A.3 Answer: TW 3 tutorial

Answers for Sect. 3.2

  1. Some of the significant figures look ridiculous. Mean: \(990.0791\), or \(990.1\) tonnes. Standard deviation: \(1588.514579\), or \(1588.5\) tonnes. (Specifically, not \(1485.919327\).)
  2. Median: \(180.5\) tonnes.
  3. Splitting the data into two parts of four observations each: \(Q_1\) is half-way between \(8.0001\) and \(29.4\) tonnes: \(Q_1 = 18.7005\). \(Q_3\) is half-way between \(676.2\) and \(2547.3\) tonnes: \(Q_1 = 1611.75\). The IQR is \(1611.75 - 18.7005 = 1593.05\), or about \(1593\) tonnes.

Answers for Sect. 3.3

Answers implied by H5P. Median largest: Class D. Median smallest: Class C. Standard deviation largest: Class A. Standard deviation smallest: Class D.

Answers for Sect. 3.4

Answers implied by H5P.

  1. Volume of drinks in \(375\,\text{mL}\): Graph D. (Students sometimes say Graph A, thinking that most cans have very similar amounts.)
  2. Time in exam for short or easy exam: Graph C.
  3. Time in exam for long or hard exam: Graph B.
  4. The heights of females UniSC students: Graph D.
  5. The starting salaries: Graph C. (Students sometimes say Graph B, thinking that salaries rise over time.)

Answers for Sect. 3.6

  1. Female Weddell: about \(260\)--\(270\,\text{cm}\) long, vary from about \(200\) to \(310\,\text{cm}\). Slight negative skewness; possible small outlier at about \(170\)--\(180\,\text{cm}\).
  2. Dotchart.
    (Too much data for a useful stem-and-leaf plot probably.)
  3. Better with a title; some more labelled tick marks would be better.

Answers for Sect. 3.7

  1. Mean: \(168.5714\), or \(168.57\,\text{m}\).
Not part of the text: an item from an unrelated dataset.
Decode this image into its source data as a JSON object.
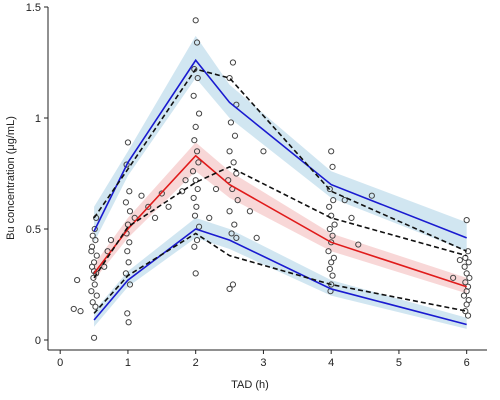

Standard deviation: \(6.966279\), or \(6.97\,\text{m}\). (Specifically, not \(6.44952\).) Median: \(167.9\,\text{m}\). IQR: \(175.0 - 162.5 = 12.5\,\text{m}\) (software may give a different value).
  2. Descriptive. \(\bar{x} = 102.62\,\text{MPa}\); \(s = 5.356\,\text{MPa}\). The median is \(101.1\,\text{MPa}\).
  3. Mean: \(13.88778\), or \(13.888\)%. Standard deviation: \(2.617402\), or \(2.617\)%. Median: \(13.35\)%. IQR: \(16.115 - 11.66 = 4.455\)% (software may give a different value).

Answers for Sect. 3.8.1

  1. Observational: the 'treatment' (brand of battery) is not assigned; we simply take measurements from the batteries that exist.
  2. Units of observation and units of analysis: The individual batteries.
  3. Energizer: mean: \(7.36\,\text{h}\); std dev: \(0.289\,\text{h}\). Ultracell: mean: \(7.41\,\text{h}\); std dev: \(0.172\,\text{h}\).
  4. Ultracell batteries are slightly better (last longer) on average, and more consistent performers.
  5. Energizer: median: \(7.46\,\text{h}\). Ultracell: median: \(7.48\,\text{h}\). So Ultracell batteries are slightly better (last longer) on average.
  6. Probably median (outliers?), but mean and median are similar in any case.
  7. Values are close.
    Energizer batteries take, on average, less time to reach \(1.0\) volts, so are 'worse' in this regard. They also have a lot more variation. (Based on means, the difference is \(0.05\,\text{h}\), or \(3\,\text{mins}\) in over \(7\,\text{h}\) use! Based on medians, the difference is \(0.02\,\text{h}\), or \(1.2\,\text{mins}\)!) The practical difference is negligible.
  8. At the time of the study, the Ultracell batteries were substantially cheaper, and hence much better value.